Effets de la RTT sur le contrat de travail Page d'accueil....

La réduction du temps de travail dans l'entreprise est souvent la cause de modifications des conditions de vie au travail des salariés. Le droit leur reconnaît la faculté de réagir en refusant les modifications affectant leur contrat de travail. Face à ce refus, que peut faire l'employeur ? Procéder au licenciement du salarié tout en respectant une certaine procédure.
Quand le salarié peut-il réagir ?
Le salarié peut refuser les modifications de son contrat. A contrario, celui-ci doit accepter les modifications qui n'affectent que ses conditions de travail, celles-ci relevant du pouvoir de direction de l'employeur. Le licenciement qui peut être prononcé répond à des règles particulières.

Il peut réagir si le contrat lui-même est modifié
  • Distinction entre conditions de travail et contrat de travail
Les modifications ne concernant que les conditions de travail peuvent être unilatéralement imposées par l'employeur.
Les modifications qui affectent le contrat de travail doivent, quant à elles, être acceptées par le salarié.

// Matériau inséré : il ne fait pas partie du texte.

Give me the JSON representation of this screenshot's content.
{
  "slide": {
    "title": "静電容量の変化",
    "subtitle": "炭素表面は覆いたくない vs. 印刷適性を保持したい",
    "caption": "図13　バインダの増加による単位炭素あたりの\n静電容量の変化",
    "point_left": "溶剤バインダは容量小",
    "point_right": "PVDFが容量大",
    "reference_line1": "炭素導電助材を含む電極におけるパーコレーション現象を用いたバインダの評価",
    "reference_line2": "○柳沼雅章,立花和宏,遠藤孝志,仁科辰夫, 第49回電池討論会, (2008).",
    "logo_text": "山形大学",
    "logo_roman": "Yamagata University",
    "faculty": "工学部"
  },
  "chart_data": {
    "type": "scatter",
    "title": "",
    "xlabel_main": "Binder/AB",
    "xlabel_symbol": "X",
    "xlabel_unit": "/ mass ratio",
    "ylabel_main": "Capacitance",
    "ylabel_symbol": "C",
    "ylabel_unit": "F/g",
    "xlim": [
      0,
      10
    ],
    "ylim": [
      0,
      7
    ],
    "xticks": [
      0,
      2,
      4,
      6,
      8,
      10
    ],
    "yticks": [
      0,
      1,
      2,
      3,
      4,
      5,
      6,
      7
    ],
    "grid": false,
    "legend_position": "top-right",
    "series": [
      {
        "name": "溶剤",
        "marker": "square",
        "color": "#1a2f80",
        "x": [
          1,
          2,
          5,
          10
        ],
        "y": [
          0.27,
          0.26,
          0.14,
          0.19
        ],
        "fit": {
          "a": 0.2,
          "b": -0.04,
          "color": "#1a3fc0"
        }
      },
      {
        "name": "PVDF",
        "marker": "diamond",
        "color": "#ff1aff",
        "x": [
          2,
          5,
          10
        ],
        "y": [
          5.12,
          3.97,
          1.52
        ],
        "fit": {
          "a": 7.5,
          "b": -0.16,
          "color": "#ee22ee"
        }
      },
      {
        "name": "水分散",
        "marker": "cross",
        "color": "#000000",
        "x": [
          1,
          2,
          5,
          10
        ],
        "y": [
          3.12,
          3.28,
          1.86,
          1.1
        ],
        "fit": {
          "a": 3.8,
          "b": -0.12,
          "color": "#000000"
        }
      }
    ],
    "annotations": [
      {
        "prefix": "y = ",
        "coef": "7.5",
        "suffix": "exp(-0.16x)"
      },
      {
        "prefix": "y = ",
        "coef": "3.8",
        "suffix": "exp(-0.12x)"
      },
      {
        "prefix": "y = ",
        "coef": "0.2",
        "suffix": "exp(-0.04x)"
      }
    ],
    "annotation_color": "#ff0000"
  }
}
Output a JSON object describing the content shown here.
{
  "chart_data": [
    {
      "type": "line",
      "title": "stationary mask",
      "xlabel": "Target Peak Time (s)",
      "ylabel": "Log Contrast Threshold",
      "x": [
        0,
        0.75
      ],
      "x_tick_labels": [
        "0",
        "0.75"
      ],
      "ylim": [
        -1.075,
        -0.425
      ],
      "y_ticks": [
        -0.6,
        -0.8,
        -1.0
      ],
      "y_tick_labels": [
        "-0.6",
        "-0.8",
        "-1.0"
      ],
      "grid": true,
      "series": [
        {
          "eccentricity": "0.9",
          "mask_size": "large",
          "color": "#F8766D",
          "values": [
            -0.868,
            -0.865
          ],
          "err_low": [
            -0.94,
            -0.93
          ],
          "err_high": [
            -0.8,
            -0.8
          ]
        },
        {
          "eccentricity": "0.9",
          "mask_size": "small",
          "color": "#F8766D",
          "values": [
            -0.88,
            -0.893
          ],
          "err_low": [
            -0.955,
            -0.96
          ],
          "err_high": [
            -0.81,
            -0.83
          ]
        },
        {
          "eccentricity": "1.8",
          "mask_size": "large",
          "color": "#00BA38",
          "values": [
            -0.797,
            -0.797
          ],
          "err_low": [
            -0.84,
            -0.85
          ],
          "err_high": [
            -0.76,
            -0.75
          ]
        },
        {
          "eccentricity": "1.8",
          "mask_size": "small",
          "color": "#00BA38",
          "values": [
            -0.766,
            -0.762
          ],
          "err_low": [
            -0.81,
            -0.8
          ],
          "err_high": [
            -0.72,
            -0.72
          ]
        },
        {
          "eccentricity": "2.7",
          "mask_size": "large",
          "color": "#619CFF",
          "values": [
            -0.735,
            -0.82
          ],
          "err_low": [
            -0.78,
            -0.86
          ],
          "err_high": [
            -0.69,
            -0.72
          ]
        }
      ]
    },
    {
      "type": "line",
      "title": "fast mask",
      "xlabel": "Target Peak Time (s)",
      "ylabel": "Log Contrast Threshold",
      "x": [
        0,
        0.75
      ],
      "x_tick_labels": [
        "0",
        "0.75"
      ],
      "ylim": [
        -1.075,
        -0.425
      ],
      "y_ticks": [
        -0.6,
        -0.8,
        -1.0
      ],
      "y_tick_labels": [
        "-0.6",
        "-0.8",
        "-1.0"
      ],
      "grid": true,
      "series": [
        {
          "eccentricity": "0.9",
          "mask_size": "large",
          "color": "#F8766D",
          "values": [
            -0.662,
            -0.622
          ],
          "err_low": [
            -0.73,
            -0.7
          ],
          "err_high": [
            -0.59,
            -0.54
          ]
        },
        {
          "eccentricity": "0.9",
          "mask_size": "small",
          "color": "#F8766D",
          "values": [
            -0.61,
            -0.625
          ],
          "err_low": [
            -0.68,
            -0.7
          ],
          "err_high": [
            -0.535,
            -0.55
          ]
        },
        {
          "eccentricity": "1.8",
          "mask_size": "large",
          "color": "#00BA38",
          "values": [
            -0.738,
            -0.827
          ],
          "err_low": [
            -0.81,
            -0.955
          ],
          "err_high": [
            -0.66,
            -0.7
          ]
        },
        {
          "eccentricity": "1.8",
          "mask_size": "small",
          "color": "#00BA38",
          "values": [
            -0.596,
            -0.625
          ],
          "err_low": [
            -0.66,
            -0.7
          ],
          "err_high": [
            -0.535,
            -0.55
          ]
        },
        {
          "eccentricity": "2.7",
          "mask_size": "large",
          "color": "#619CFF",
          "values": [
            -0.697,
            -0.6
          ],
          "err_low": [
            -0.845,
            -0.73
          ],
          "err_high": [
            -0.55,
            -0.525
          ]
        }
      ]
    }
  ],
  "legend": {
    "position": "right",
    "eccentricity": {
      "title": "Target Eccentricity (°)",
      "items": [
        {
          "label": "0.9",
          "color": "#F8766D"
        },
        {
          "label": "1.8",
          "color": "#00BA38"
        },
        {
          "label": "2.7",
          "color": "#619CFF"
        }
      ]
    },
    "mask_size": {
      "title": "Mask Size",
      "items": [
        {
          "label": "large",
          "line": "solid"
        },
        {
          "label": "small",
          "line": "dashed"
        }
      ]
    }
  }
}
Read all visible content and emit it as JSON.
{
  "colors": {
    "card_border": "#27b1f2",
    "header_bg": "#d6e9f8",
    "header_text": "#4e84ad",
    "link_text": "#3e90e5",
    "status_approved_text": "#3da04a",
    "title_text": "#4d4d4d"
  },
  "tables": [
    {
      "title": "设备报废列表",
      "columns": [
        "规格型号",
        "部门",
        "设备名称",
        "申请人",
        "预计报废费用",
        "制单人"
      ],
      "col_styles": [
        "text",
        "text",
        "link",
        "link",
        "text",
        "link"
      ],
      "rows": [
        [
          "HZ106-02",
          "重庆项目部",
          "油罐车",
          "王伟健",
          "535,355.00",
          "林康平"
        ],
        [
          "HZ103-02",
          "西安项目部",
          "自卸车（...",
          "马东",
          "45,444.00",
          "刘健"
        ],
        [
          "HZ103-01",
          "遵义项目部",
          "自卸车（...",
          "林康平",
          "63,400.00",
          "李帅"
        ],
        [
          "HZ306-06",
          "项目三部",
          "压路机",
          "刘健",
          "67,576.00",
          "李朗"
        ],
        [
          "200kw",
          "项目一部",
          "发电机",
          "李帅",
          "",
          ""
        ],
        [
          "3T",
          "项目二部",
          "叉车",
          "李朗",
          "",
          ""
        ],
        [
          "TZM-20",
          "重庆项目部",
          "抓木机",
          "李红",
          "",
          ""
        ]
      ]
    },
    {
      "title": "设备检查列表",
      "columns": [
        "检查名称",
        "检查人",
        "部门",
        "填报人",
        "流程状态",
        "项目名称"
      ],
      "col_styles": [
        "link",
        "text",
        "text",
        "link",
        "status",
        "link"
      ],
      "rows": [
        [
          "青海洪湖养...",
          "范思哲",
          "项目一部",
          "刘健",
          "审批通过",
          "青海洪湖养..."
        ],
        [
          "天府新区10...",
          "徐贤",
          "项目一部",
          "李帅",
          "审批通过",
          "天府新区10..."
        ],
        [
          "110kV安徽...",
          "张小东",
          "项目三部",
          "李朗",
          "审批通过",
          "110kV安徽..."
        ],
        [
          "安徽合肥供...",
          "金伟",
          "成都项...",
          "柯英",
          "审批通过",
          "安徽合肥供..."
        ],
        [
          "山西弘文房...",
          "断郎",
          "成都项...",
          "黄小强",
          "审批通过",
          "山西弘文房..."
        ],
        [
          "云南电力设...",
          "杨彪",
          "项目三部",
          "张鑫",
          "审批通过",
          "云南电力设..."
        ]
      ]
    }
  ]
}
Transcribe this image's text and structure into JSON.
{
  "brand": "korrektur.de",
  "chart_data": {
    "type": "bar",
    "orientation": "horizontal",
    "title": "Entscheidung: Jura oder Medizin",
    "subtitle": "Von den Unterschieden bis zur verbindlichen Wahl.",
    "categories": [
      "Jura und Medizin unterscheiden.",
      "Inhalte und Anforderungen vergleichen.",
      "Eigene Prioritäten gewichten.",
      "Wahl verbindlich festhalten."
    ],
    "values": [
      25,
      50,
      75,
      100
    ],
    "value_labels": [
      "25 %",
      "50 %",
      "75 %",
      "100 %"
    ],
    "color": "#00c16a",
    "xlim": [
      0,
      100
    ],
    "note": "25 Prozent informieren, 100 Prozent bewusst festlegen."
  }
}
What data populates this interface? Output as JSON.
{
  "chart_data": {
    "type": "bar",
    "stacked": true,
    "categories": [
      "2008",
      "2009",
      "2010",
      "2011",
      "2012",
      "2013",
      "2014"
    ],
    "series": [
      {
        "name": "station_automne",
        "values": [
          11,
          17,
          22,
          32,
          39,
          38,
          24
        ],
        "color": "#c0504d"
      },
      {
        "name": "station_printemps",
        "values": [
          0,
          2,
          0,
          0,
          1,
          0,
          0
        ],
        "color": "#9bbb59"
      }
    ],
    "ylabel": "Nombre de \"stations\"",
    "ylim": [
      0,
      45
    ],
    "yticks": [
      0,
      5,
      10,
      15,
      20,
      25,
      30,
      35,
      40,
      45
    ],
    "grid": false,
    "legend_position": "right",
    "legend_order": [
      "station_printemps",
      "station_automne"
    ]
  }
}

Ainsi, le contrat de travail est modifié lorsque la réduction du temps de travail a pour effet de :
  • réduire le salaire fixé par le contrat du salarié ;
  • changer le mode de calcul de la rémunération, par l'instauration d'une prime différentielle par exemple, même si celle-ci évite une réduction de la rémunération ;
  • modifier une convention de forfait ;
  • instaurer un nouvel aménagement des horaires de travail ayant pour effet de modifier les caractéristiques du poste de travail.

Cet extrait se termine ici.